Friday, May 1, 2026
HomeCyber Security"Who Mentioned That?" A Technical Intro to Speaker Diarization

“Who Mentioned That?” A Technical Intro to Speaker Diarization

[ad_1]

Voice Fingerprints in Webex

Speaker Diarization solutions the query, “Who spoke when?” At present, audio system in a gathering are recognized via channel endpoints whether or not via PSTN or VOIP. When audio system in the identical assembly are talking from the identical room/machine, they’re recognized as one speaker within the assembly transcript. As a result of Webex Conferences recordings are supplied with transcriptions, with the ability to reply “Who spoke when?” would permit colleagues who might need missed the assembly to shortly meet up with what was stated in addition to present computerized highlights and summaries. That is very helpful, however with out figuring out who stated what, it’s harder for people to skim via the content material, and for AI options to supply extra correct outcomes.

Overview of our resolution

  1. A Fingerprint in your voice: we’ll talk about our strategy to constructing the deep neural community answerable for reworking audio inputs to voice fingerprints.
  2. Clustering: after reworking a sequence of audio inputs in a sequence of voice fingerprints, we’ll present how we solved the issue of assigning a speaker label to every phase and group segments from the identical audio system collectively.
  3. Information pipeline: all AI fashions require information in an effort to study the duty and on this part we’ll share insights on the info we’ve obtainable and the methods we adoped to label it mechanically.
  4. Integration with Webex: On this part we’ll discuss concerning the work we’ve performed in an effort to deploy the speaker diarization system to manufacturing as a further module to our assembly transcriptions pipeline.

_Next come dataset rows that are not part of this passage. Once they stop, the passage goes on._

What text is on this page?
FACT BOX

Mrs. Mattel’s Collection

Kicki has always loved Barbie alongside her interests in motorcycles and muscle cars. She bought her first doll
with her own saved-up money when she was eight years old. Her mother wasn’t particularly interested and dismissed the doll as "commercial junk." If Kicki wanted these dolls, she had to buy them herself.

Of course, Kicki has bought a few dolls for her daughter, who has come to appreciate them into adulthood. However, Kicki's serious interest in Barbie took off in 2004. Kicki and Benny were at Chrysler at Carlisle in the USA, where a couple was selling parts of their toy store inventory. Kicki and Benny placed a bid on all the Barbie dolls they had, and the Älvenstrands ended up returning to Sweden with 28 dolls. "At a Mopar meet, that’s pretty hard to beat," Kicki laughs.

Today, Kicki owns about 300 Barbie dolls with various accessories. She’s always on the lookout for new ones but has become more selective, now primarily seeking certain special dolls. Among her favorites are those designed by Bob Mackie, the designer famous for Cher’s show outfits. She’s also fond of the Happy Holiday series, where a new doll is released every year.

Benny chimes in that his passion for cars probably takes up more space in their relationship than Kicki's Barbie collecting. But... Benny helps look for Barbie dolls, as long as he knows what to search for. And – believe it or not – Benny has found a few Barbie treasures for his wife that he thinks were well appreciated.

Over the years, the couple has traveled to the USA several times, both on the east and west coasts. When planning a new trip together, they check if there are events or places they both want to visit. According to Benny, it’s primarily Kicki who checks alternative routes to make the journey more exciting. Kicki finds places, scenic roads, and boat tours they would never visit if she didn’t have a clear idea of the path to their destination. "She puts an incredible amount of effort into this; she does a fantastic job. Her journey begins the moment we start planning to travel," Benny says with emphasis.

Speaker Diarization in 3 steps

Webex Speaker DiarizationAssigning speaker labels to an audio file might be divided into 3 steps

Assigning speaker labels

The method to assign speaker labels to an audio file is straightfoward and might be divided into 3 steps:

  1. Cut up Audio: The very first thing we wish to do is to separate the audio enter into smaller audio chunks of the identical size, and discard all segments that don’t comprise voice. We’re due to this fact discarding silence and background noise. We use an off the shelf resolution: WebRTC Voice Exercise Detector.
  2. Compute Voice Fingerprints: The following step includes reworking every audio chunk to a “Voice Fingerprint”. These fingerprints are 256-dimensional vectors, i.e. an inventory of 256 numbers. The target is to be sure that vectors produced from totally different audio chunks belonging to the identical speaker can be related to one another in response to some mathematical measurement.
  3. Cluster related vectors collectively: The result of the earlier step produces an inventory of 256-dimensional vectors for every voiced phase. The target of this step is to group collectively segments which might be related to one another.

Computing Voice Fingerprints

The aim and the options

We don’t wish to prohibit the standard of the diarization based mostly on language, accent, gender or age as a result of conferences can happen in assorted settings with totally different microphones and background noises. We designed the neural community accountable to compute the voice fingerprints to be strong to those components. That is made attainable by choosing the right neural structure, an enormous quantity of coaching information, and information augmentation methods.

The structure

The structure of the neural community might be cut up into 2 elements: preprocessing and have extraction. The preprocessing half transforms the 1-dimensional audio enter right into a 2-dimensional illustration. The usual strategy is to compute the Spectrogram or the Mel-frequency cepstral coefficients (MFCCs). Our strategy is to let the neural community study this transformation as a sequence of three 1-D convolutions. The reasoning behind this alternative is twofold. First off, given sufficient information, our hope is that the transformation can be of upper high quality for the downstream job. The second cause is sensible. We export the community to the ONNX format in an effort to pace up inference and as of now the operations wanted to compute the MFCCs will not be supported.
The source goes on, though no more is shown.